Background:
First, I have a schema with a table named patients
with which I am concerned with patient_id
and alerts
(alerts is a string of characters, where each character represents some arbitrary value/meaning). Second, each 'patient' is part of a group [family] based solely on the first 6 digits on their patient_id. Also, there are a few third parties that rely on this database; I did not design nor can I change this schema/datamodel and I cannot migrate away from MySQL.
Here is a fiddle with the data model
Challenge:
Now, I need to find occurrences where patients have alerts containing !
, @
, #
, %
, ^
, or &
symbols and their family members do not. My first thought was to gather all patients that have alerts containing these symbols, remove the last digit in each patient_id and then group by this value. Now I have a list of (for all intents and purposes) 'group_ids.' Finally, I need to extend the list to contain each of the groups family members and their respective alerts strings.
Here is what I have so far:
Query #1:
SELECT p.patient_id, p.name_first, p.name_last, p.alerts
FROM patients p
INNER JOIN (SELECT SUBSTRING(patient_id, 1, CHAR_LENGTH(patient_id) - 1) AS group_id
FROM patients
WHERE patient_id BETWEEN 1000000 AND 7999999
AND (alerts like '%!%'
OR alerts like '%@%'
OR alerts like '%#%'
OR alerts like '%\%%'
OR alerts like '%^%'
OR alerts like '%&%')
GROUP BY group_id) g
ON p.patient_id LIKE CONCAT(g.group_id, '%')
ORDER BY p.patient_id
LIMIT 30000;
Fiddle ~ NOTICE: fiddle is not an accurate representation of the problem as included table only has 28 records.
Recordset: 80,000 ~ Results: 2188 ~ Duration: 14.321 sec ~ Fetch: 0.00 sec ~ Total: 14.321 sec
Query #2:
SELECT p.patient_id, p.name_first, p.name_last, p.alerts
FROM patients p
JOIN (SELECT DISTINCT LEFT(patient_id, 6) AS group_id
FROM patients
WHERE patient_id BETWEEN 1000000 AND 7999999
AND alerts REGEXP '[!@#%^&]') g
ON p.patient_id LIKE CONCAT(g.group_id, '%')
ORDER BY p.patient_id
LIMIT 30000;
Fiddle ~ NOTICE: fiddle is not an accurate representation of the problem as included table only has 28 records.

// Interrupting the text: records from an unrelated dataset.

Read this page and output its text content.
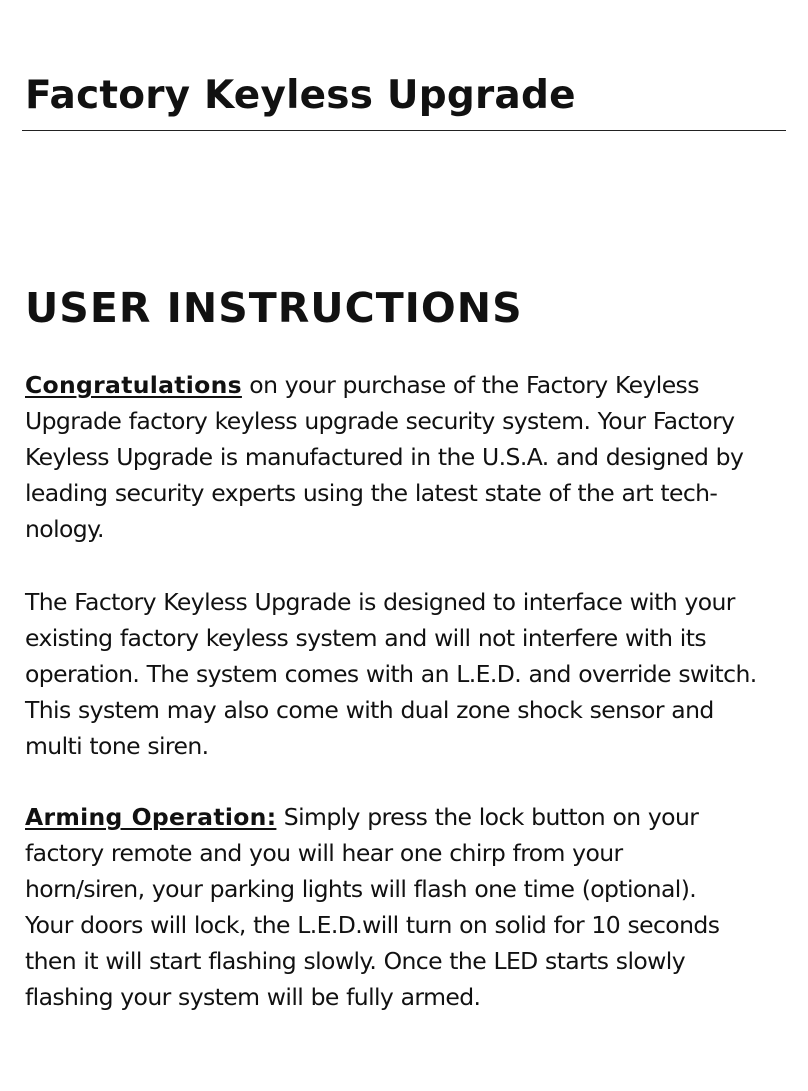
Factory Keyless Upgrade
USER INSTRUCTIONS

Congratulations on your purchase of the Factory Keyless
Upgrade factory keyless upgrade security system. Your Factory
Keyless Upgrade is manufactured in the U.S.A. and designed by
leading security experts using the latest state of the art tech-
nology.

The Factory Keyless Upgrade is designed to interface with your
existing factory keyless system and will not interfere with its
operation. The system comes with an L.E.D. and override switch.
This system may also come with dual zone shock sensor and
multi tone siren.

Arming Operation: Simply press the lock button on your
factory remote and you will hear one chirp from your
horn/siren, your parking lights will flash one time (optional).
Your doors will lock, the L.E.D.will turn on solid for 10 seconds
then it will start flashing slowly. Once the LED starts slowly
flashing your system will be fully armed.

Recordset: 80,000 ~ Results: 2188 ~ Duration: 4.259 sec ~ Fetch: 5.663 sec ~ Total: 9.992 sec
EDIT: after adding name_first, name_last, alerts and order by clause, I found this query took exactly the same amount of time as the first.
Problem:
The list that I get back is accurate but, not only will it take extra processing (I plan to do this with PHP), but also it takes 14 seconds!
If anyone has a better... or can at least point in the direction of a better and more efficient solution, please enlighten me. Thanks in advance.
Extra Credit: any tips on the PHP algo to solve the aforementioned problem with the given data - forget semantics, just a formula will do.